In Harrisburg, they actually came to the point of renting a hotel room, a perilous enterprise in itself in those days of house detectives and crusading puritans, then ended in a pitched battle over the details of the arrangements, Eliza insisting on turning the lights out and Romer insisting on leaving them on, and Romer proposing that the ceremony be dispensed with in short order so they would have time to attend Moira’s séance in the Odd Fellows Hall at eight o’clock, while Eliza waxed indignant at this hasty dash into what she maintained (he had no idea whether to believe her or not) was her first solemn introduction into the Rites of Hymen. It might be imagined that the two of them could contain their lust and their indignation, sit quietly in the hall while Moira suffused their souls with their daily ration of the Divine, and then return to the hotel room; but the train left at ten for Scranton. This was not the night it was destined to be. In Bangor they rolled in a birch-copse in the public park until they were routed out of it by a cheerful policeman; in Fall River they found an abandoned boathouse whose shadows, damp-wood smell, and slivers of sunlight enticed them until they found it was inhabited by a family of raccoons who nuzzled them inquisitively and ran over them in the dark with their tiny human-like paws.

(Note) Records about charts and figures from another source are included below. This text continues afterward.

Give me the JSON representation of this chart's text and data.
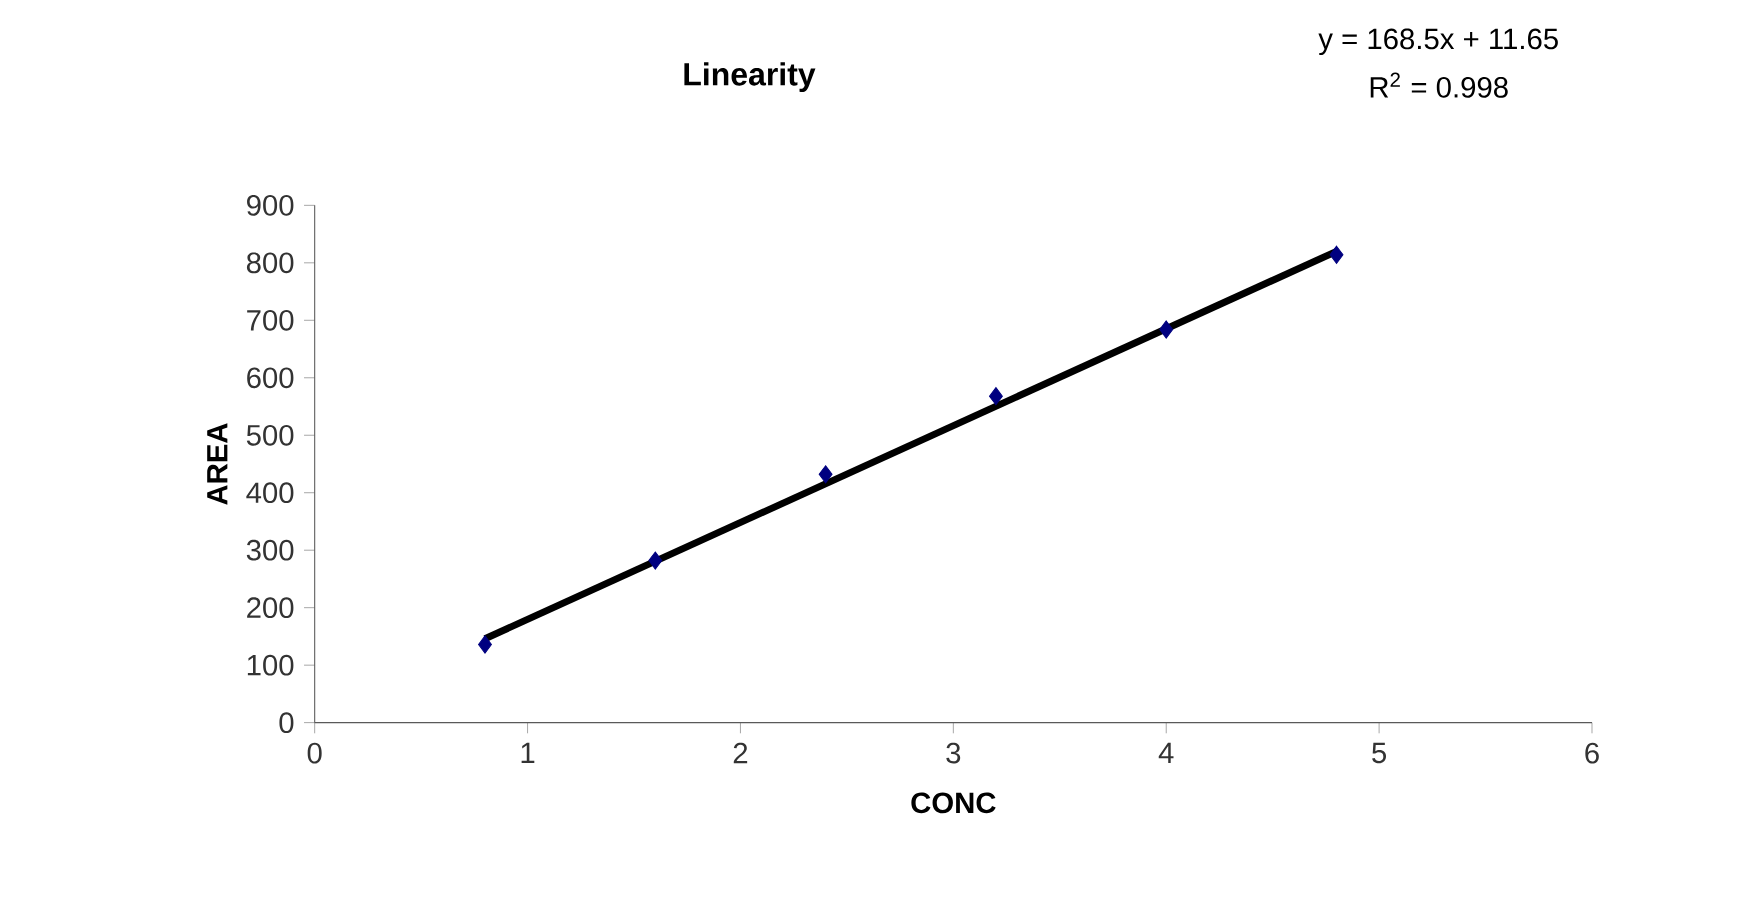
{
  "chart_data": {
    "type": "scatter",
    "title": "Linearity",
    "xlabel": "CONC",
    "ylabel": "AREA",
    "annotations": [
      "y = 168.5x + 11.65",
      "R$^{2}$ = 0.998"
    ],
    "series": [
      {
        "color": "#000080",
        "marker": "diamond",
        "x": [
          0.8,
          1.6,
          2.4,
          3.2,
          4.0,
          4.8
        ],
        "values": [
          136,
          282,
          432,
          568,
          684,
          814
        ]
      },
      {
        "type": "line",
        "color": "#000000",
        "marker": "none",
        "line_style": "solid",
        "x": [
          0.8,
          4.8
        ],
        "values": [
          146,
          820
        ]
      }
    ],
    "xlim": [
      0,
      6
    ],
    "xticks": [
      0,
      1,
      2,
      3,
      4,
      5,
      6
    ],
    "ylim": [
      0,
      900
    ],
    "yticks": [
      0,
      100,
      200,
      300,
      400,
      500,
      600,
      700,
      800,
      900
    ]
  }
}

It was fall now, six months after Romer had joined the Guild, and Eliza was still technically chaste. Moira now spoke of the vision of the voyage to Gioconda as something that might happen in the spring, or early summer. (She was not a devotee of calendars and preferred to take things as they came, one dawn after another, and it was Cereste Legrand the manager, formerly the proprietor of a traveling circus in Europe, who planned the schedule and wired ahead to meeting-hall managers in new cities, negotiating the small fees appropriate, as he explained, for an organization engaged in spiritual work and not seeking a profit). Moira, accompanied by Aunt Madge Foxthorn, went into seclusion, to meditate and consult her Visions. Before she withdrew she sent several of the Illuminati to various
parts of the world to carry out preparations for Gioconda, even though no one had a very precise idea what this term meant and it remained only a beautiful and enticing metaphor, except perhaps for Moira herself and Aunt Madge Foxthorn. Joshua Main was set to collecting antique maps from museums in Europe and America, and two members of the Frieze, Sebastian Knelp and John Basil Prell (who emerged from anonymity and acquired names under the charge of this responsibility) went to Fontainebleau for training in the Gurdjieff Institute. Eliza Burney was sent to study in a College of Spiritual Hygiene and Holistic Medicine in Geneva, and Joan Esterel, the lean and burning devotee from New Mexico whose erotic devotion to Moira was well known, (as was the fact that it was totally unrequited), was to take up residence in Cambridge and study international law, with particular attention to the principles of territoriality and national boundaries. Meanwhile Romer was ordered to prepare himself by further studies at Heidelberg. Studies in what?
“The mysteries of the invisible. The world of the spirit. Metaphysics, as you would call it.”